Scores of people turned up for the prayer session, which was aimed at seeking God’s intervention regarding the social ills such as gender-based violence, high road accidents, suicides among young people and the prevailing drought.
According to the senior traditional leader of Uukwaluudhi Traditional Authority, Johannes Ndundu, the tent that accommodates more than 3 000 people was filled to capacity and many service-goers had to sit on the floor, while others crowded around the windows and main entrance of the tent. With no more space inside the tent people took refuge under trees and building shade outside.
Ndundu explained that thousands who filled the tent took an oath to refrain from committing, participating in or contributing to any action that may lead to gender-based violence, youth committing suicide, driving recklessly in causing road accidents and also for good rain to save the lives of those who sleep on an empty stomach and the livestock that are dying from drought.
He said that apart from flocking to the prayer service led by the presiding bishop of the Evangelical Lutheran Church in Namibia (ELCIN), Shekutamba VV Nambala, the service attendees from all walks of life braced the hot weather to listen to religious messages from Pentecostal pastors and ministers from other mainstream churches such as Roman Catholic and Evangelical churches.
“People were crying and praying. We all fasted the whole day except those who were taking medication. The king had to apply ashes to his body. Ashes are used during times of mourning and repentance and everybody in attendance has to apply ashes on the body,” explained the traditional leader. He said losing loved ones is not easy. Namibia has lost a lot of breadwinners through passion killings, domestic violence, road accidents and suicide.
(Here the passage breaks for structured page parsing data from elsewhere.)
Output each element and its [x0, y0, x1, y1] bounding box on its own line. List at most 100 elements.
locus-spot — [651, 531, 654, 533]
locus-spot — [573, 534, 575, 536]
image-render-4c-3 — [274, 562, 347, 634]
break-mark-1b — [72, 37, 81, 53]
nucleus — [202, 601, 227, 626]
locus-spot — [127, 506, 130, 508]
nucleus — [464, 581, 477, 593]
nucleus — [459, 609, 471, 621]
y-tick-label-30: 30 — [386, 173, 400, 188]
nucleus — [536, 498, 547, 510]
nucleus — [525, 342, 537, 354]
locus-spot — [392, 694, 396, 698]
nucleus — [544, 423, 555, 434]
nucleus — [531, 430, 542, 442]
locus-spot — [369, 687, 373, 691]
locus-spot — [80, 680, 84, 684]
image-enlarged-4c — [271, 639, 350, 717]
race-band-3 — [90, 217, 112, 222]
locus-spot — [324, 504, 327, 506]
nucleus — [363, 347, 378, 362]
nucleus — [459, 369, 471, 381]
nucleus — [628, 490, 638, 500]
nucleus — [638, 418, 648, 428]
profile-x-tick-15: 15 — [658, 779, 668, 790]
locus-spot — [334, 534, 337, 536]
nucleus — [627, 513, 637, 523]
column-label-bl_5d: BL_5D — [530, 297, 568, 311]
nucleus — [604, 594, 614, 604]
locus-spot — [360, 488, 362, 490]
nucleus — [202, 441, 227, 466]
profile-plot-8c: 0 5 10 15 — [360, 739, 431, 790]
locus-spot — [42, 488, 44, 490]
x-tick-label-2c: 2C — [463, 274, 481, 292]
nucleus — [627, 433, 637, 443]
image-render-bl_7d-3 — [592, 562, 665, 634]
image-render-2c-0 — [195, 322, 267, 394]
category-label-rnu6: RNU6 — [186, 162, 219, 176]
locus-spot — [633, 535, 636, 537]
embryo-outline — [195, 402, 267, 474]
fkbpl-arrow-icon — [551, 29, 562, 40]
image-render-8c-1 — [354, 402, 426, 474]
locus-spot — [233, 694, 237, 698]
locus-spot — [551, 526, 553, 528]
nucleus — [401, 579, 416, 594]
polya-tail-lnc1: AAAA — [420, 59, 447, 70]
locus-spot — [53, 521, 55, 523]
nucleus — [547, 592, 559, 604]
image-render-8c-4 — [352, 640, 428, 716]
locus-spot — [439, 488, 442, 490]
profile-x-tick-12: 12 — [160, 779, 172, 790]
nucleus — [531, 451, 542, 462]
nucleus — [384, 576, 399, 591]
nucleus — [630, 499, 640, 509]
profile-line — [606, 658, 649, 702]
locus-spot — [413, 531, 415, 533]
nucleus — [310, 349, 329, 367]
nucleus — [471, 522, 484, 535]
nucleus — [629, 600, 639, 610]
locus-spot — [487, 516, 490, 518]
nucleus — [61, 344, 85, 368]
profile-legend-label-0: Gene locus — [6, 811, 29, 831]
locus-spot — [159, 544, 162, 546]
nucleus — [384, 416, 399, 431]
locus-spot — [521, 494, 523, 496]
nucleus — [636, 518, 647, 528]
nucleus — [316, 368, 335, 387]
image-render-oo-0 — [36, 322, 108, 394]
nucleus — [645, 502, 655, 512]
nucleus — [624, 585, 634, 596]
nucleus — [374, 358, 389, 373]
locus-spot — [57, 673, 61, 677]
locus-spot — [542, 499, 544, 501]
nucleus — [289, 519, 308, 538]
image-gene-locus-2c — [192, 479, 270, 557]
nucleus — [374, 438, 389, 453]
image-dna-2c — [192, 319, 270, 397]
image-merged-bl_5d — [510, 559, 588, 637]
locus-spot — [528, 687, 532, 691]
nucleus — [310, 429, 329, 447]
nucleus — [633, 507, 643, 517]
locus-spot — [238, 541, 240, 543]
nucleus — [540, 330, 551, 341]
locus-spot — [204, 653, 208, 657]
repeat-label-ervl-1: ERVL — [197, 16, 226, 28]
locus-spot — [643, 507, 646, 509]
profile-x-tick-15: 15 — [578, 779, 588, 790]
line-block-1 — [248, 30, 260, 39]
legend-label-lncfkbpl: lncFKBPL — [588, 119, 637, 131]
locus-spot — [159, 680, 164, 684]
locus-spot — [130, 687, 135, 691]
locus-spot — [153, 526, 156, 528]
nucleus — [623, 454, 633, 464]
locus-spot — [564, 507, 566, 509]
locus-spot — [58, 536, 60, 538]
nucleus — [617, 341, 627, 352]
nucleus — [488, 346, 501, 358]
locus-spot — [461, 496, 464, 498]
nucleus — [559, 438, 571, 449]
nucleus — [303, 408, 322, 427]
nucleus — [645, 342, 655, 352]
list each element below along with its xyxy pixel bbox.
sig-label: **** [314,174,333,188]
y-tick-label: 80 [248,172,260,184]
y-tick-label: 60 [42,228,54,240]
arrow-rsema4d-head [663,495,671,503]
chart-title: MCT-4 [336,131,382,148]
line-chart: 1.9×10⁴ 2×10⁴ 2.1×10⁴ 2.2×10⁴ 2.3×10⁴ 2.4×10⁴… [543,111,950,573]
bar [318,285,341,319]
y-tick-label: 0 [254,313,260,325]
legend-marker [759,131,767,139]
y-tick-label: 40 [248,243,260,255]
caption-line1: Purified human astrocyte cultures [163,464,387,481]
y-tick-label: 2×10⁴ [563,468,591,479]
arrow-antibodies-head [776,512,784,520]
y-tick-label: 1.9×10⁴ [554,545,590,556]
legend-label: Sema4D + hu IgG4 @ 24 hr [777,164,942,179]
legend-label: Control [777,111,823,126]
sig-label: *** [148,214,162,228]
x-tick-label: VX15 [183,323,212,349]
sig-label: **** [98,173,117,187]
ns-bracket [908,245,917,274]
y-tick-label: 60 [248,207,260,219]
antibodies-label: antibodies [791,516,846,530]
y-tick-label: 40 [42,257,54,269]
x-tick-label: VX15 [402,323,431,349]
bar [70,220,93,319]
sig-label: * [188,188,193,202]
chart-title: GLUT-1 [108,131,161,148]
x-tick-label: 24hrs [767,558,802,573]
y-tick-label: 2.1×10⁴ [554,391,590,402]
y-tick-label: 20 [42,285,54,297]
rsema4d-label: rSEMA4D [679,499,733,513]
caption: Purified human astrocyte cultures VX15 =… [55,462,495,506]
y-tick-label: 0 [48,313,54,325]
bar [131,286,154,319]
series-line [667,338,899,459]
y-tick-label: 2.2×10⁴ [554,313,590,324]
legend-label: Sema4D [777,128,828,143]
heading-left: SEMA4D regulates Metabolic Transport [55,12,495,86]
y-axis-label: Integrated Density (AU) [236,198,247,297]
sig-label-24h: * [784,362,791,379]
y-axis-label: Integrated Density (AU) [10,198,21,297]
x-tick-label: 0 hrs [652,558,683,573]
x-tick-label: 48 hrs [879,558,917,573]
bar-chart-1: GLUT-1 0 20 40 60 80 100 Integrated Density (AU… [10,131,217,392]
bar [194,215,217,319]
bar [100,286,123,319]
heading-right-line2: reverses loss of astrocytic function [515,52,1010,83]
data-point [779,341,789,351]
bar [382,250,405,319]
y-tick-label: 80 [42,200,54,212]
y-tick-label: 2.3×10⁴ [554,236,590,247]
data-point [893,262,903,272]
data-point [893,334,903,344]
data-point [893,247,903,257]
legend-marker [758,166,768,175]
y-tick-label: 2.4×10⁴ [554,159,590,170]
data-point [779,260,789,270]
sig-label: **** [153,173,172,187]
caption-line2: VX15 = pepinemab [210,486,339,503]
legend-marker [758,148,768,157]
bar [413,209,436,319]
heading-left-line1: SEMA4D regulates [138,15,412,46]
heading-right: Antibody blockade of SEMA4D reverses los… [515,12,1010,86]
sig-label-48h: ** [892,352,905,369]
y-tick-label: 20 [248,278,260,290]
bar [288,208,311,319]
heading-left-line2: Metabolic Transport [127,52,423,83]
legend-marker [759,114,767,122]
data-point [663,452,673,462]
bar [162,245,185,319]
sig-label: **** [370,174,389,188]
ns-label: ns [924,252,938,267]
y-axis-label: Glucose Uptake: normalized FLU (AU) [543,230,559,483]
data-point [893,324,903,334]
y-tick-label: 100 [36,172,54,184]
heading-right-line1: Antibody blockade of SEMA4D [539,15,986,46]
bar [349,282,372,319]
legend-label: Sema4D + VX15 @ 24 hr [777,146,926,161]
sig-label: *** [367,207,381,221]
“Fulfilling this request of scattering their ashes can help to provide some comfort and solace. The comforting prayers for scattering ashes will help to bring comfort and peace during this time of mourning. We hope God will hear our prayers and all will be okay in the country,” said Ndundu.
He said although the king has made this call a one-off, the traditional authority is hoping it will be a yearly matter because the public showed up in good numbers. Those attending included different pastors, traditional authorities from other ethnic groups and community members from Omusati and other regions.